Die Beklagte beantragt,
die Berufung zurückzuweisen.
Sie verteidigt die angefochtene Entscheidung. Zu den Ansprüchen im Rahmen einer Rückabwicklung vertritt sie die Auffassung, nach dem Widerruf gezahlte Zins- und Tilgungsleistungen seien nicht auf die Darlehensverträge, sondern auf die Ansprüche der Beklagten aus den Rückabwicklungsschuldverhältnissen geleistet. Zumindest stehe einer Rückforderung dieser Leistungen § 814 BGB entgegen.
Zur Ergänzung des Sach- und Streitstands wird auf die im Berufungsrechtszug gewechselten Schriftsätze nebst Anlagen Bezug genommen.
II.
Die Berufung ist zulässig und teilweise begründet.

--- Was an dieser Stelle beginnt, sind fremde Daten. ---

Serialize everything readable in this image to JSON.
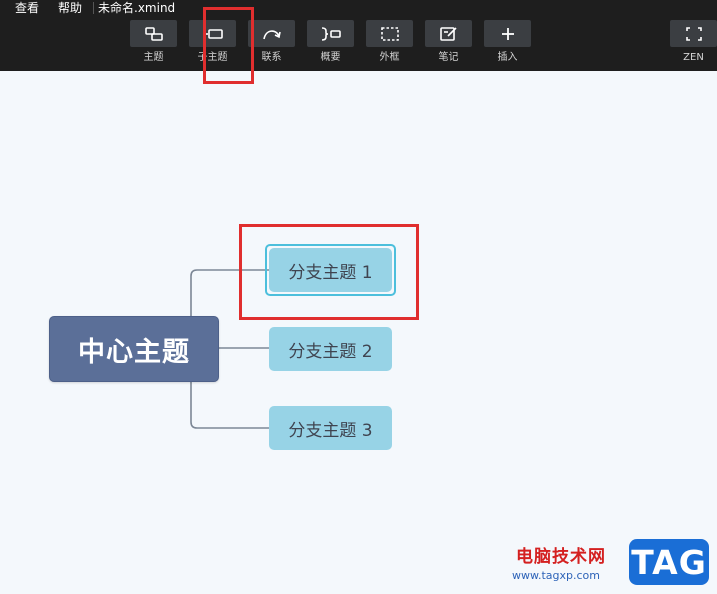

Die Berufung ist zulässig (A.). Soweit die Klageanträge zulässig sind (B.), haben sie in der Sache zum Teil Erfolg (C.).
A.
Die Berufung ist zulässig.
Die Klageänderung ist gemäß § 533 ZPO zulässig, da die Einwilligung der Beklagten (§ 533 Nr. 1, 1. Alt. ZPO) in die Klageänderung gemäß § 267 ZPO anzunehmen ist, da sie sich – ohne der Klageänderung zu widersprechen – in der mündlichen Verhandlung vom 8. September 2016 auf die abgeänderte Klage eingelassen, nämlich einen Zurückweisungsantrag gestellt hat. Zudem kann die geänderte Klage auf Tatsachen gestützt werden, die das Berufungsgericht seiner Verhandlung und Entscheidung ohnehin nach § 529 ZPO zugrunde zu legen hat (§ 533 Nr. 2 ZPO).
B.
Die Klageanträge sind nur zum Teil zulässig.
1.
Der Feststellungsantrag zu 1) ist unzulässig. Der Antrag betrifft zwar einen zulässigen Gegenstand (a). Der Klägerin fehlt es aber am notwendigen Feststellungsinteresse (b).
a)
Nach § 256 Abs. 1 ZPO kann auf Feststellung des Bestehens oder Nichtbestehens eines Rechtsverhältnisses Klage erhoben werden, wenn die Klagepartei ein rechtliches Interesse daran hat, dass das Rechtsverhältnis alsbald festgestellt wird. Zulässiger Gegenstand einer Feststellungsklage können auch einzelne, aus einem Rechtsverhältnis sich ergebende Rechte und Pflichten sein, nicht aber bloße Elemente oder Vorfragen eines Rechtsverhältnisses, reine Tatsachen oder etwa die Wirksamkeit von Willenserklärungen oder die Rechtswidrigkeit eines Verhaltens (BGH, Urteil vom 19. April 2000 – XII ZR 332/97, juris Rn. 12; Urteil vom 20. Februar 2008 – VIII ZR 139/07, Rn. 9; Urteil vom 27. März 2015 – V ZR 296/13, Rn. 7).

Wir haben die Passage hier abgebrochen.